10Gbps Network Packet Throughput on Intel Atom with DPDK
At Netadvia, we are firm believers in getting the most out of less when it comes to network devices. This philosophy is fuelled by the need to manage device performance against hardware costs, particularly as intelligence and processing power is being pushed towards the network edge.
Today, uCPEs* come in many form factors and price ranges. In general, the differences between uCPE offerings are subtle. The key difference, particularly when it comes to cost, is the CPU architecture at the core of the device. Intel processors are commonly used in this space with two key CPU architectures, Intel Xeon, and Intel Atom. To put it simply, the difference between these processors is processing power, but with this power comes a significant price difference.
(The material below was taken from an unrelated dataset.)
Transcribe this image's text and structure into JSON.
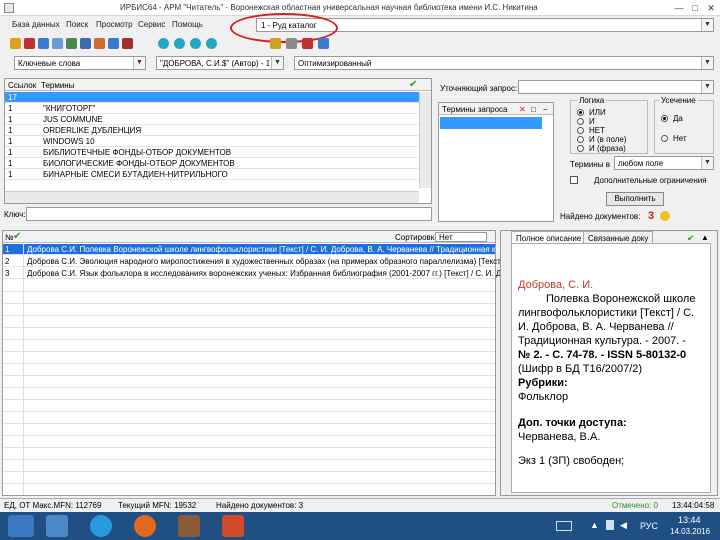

We were interested in testing the performance of lower end, Atom based uCPEs in order to identify if our clients could maximise product performance without incurring the significant cost increase of moving to Xeon. In particular, we wanted to push the limits of what we could achieve on a single Atom core with network traffic driven through a 10G interface.
We developed a simple Linux application that would receive network packets from a 10G network interface and filter them based on the destination IP address. The application was developed using DPDK (Data Plane Development Kit), a collection of libraries focused on the acceleration of packet processing workloads. DPDK is mainly leveraged by network software engineers for its use of poll mode drivers designed to by-pass the Linux Kernel therefore ensuring that packets arrive at the application level as fast as possible.
Within the application, we categorized packets using a highly optimized vectorized pattern matching algorithm maximizing the use of SSE(Streaming SIMD Extensions) instructions available on the Atom Processor. This instruction set enables the processing of multiple data elements per instruction providing a highly efficient mechanism for processing packets in parallel. It’s true that compilers do a reasonably good job when generating these instructions. However, when it comes to maximizing packet throughput whilst ensuring deterministic behaviour, there are significant efficiencies to be gained by developing customised algorithms using SSE instructions.
We also optimised the use of CPU caches to ensure that data was always available to the CPU when required, therefore reducing the impact of expensive memory reads. The application used 1G hugepages in order to avoid costly TLB misses* that would significantly impact packet throughput.
Our application was deployed on an Atom-based C3000 series uCPE with a processor frequency of 2.2 GHz with the Turbo Boost feature disabled for consistency. The application was allocated a single core, a 10G network interface and a single 1G hugepage. A packet generator was used to transmit packets of varying packet sizes at line rate including an IMIX* distribution to observe a more realistic traffic flow.
The results are observed below.
With this configuration, we were able to receive and analyse packets at line rate (10Gbps) with zero packet loss on a single Atom core for all tested packet sizes. We observed zero packet loss with 64-byte packets which is a useful indicator of worst-case performance. It is clear that the single Atom core is capable of receiving and processing network traffic at a rate of 10Gbps for any packet distribution.
We were impressed by the packet processing power of the Intel Atom device considering the price difference when compared with Intel Xeon-based uCPEs. It is important to note that a reduction in the received rate may be observed by introducing further processing on the receive packets. However, it is also important to note that the more realistic IMIX distribution leaves more room for processing on this Atom Processor. Keeping that in mind, as well as the fact that these devices typically include at least 4 cores, we believe that Atom-based uCPEs are an excellent option when trying to keep costs down while maximising the packet throughput performance of network appliance solutions.
Are you interested in availing of our software engineering & consultancy services? Contact us today and request a meeting.
* TLB (or Translation Lookaside Buffer) is a memory cache that is used to reduce the time taken to access a user memory location.
* IMIX (or Internet Mix) refers to a typical Internet traffic distribution of varying packet sizes that resembles what can be observed in “real-world” networks.